Welcome to our wiki page: ''How to visually interpret biological data using networks''
From this page you can learn more about the different datasets used to build the network shown in Figure 1b of the Primer about network visualization [Merico, D. Gfeller, D. & Bader, G.D., Nat. Biotech. x, x (2009), PDF] and download them if you want to try visualizing and analyzing them with your own tools.

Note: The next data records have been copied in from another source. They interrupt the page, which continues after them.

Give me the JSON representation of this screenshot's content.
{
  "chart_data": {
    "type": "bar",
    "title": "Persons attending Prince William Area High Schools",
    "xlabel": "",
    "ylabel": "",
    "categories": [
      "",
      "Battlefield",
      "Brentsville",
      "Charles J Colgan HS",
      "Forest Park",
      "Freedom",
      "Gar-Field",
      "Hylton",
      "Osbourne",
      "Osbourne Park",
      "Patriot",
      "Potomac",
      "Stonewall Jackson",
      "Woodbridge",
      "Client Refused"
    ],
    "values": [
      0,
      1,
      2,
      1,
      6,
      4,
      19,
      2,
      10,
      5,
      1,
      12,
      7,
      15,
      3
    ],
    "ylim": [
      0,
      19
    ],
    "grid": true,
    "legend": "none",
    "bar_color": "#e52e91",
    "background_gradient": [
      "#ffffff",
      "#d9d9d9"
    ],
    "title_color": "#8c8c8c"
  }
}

How to visually interpret biological data using networks
Merico D, Gfeller D, Bader GD
Nature Biotechnology 2009 Oct 27, 921-924
PubMed Abstract - PDF
Figure 1: Network visualization of chromosome maintenance and duplication machinery in baker’s yeast, Saccharomyces cerevisiae (yeast_duplication_network.pdf).
Figure description
Nodes represent proteins that are annotated as being located on the chromosome by the Gene Ontology project (for clarity, the suffix ‘p’ has been removed from yeast protein names). Node colors specify chromosomal location sub-categories: replication fork, red; nucleosome, green; kinetochore, blue; and other chromosome components, yellow. Edges represent protein-protein interactions that were manually extracted from publications by BioGRID database curators. Gene expression data of cells monitored during one round of the cell cycle are visually annotated on the network. Edge width encodes positive Pearson correlation between transcript profiles. Node size corresponds to the transcriptional amplitude, which is a measure of how much expression changes over the cell cycle. The network was visualized using the Cytoscape software.
Datasets
The datasets described below can be freely downloaded. They have been formatted to be readily usable with Cytoscape software.
Protein-protein interactions protein-protein_interaction.sif
Proteins interactions are retrieved from the BioGRID database. Interactions between yeast proteins annotated as being located on the chromosome by the Gene Ontology (GO) (Cellular Component: chromosome and all its children) are listed. BioGRID interactions were filtered to keep only physical interactions described as "manually curated" (i.e. no data coming exclusively from automated literature mining have been included). Finally, we restricted ourselves to the proteins forming the largest connected component of the network.GO annotations GO_annotation.txt
Three sub-categories of the GO chromosome category were used to further specify the yeast proteins: replication fork (red), nucleosome (green) and kinetochore (blue). Cse4 is annotated to both the nucleosome and the kinetochore.Yeast gene names yeast_gene_name.txt
Systematic and standard name of the proteins.Gene expression amplitude gene_expression_amplitude.txt
Gene expression data come from [Spellman et al. Mol. Biol. Cell 9, 3273-3279 (1998), pubmed]. The gene expression amplitude was measured as the root mean square of the time-course expression values.Gene expression correlation gene_expression_correlation.txt
For each pair of interacting proteins, we computed the Pearson correlation coefficient between the corresponding transcription profiles. Negative correlations were given a value of 0. These data only represent gene expression correlations between interacting proteins. The correlations between all pairs of proteins can be downloaded here: gene_expression_correlation_full.txt
Visualizing the network using Cytoscape
- Download all the files listed above and make sure you have Cytoscape installed and running smoothly.
- Open Cytoscape.
- Go to File/Import/network(multiple file types) and select "protein_protein_interaction.sif".
- Go to File/Import/Node Attributes and select "GO_annotation.txt".
- Go to File/Import/Node Attributes and select "yeast_gene_names.txt".
- Go to File/Import/Node Attributes and select "gene_expression_amplitude.txt".
- Go to File/Import/Edge Attributes and select "gene_expression_correlation.txt".
- To layout the network, go to Layout/Cytoscape Layouts/Force-directed Layouts/unweighted. You can try other layouts as well.
- Go to View/Show Graphics Details to see the original gene names.
- To add colors to the nodes, click on VizMapperTM button (you may need to click on the right arrow after the network button). In the Visual Mapping Browser double click "Node Color". Please select a value! appears on the right column: select "GO annotation". Please select a mapping!: choose "Discrete Mapping". For each GO category, you can now choose the color you want.
- To display the standard protein names as node labels, double click "Node Label". Select "Yeast gene names" and choose "Passthrough Mapping".
- To change the size of the nodes according to their gene expression amplitude, double click on "Node Size". Select "Gene expression amplitude". Choose "Continuous Mapping". Clicking on the chart that appears, you can now choose what node size you wish for the different amplitude values.
- To change the width of the edges according to the gene expression correlation, double click on Edge Size. Select "Gene expression correlation" and choose "Continuous Mapping". You can now choose what edge width you wish for the different correlation values.
Many other options to improve the layout or add other kind of visual attributes are available within Cytoscape. Have fun playing with them!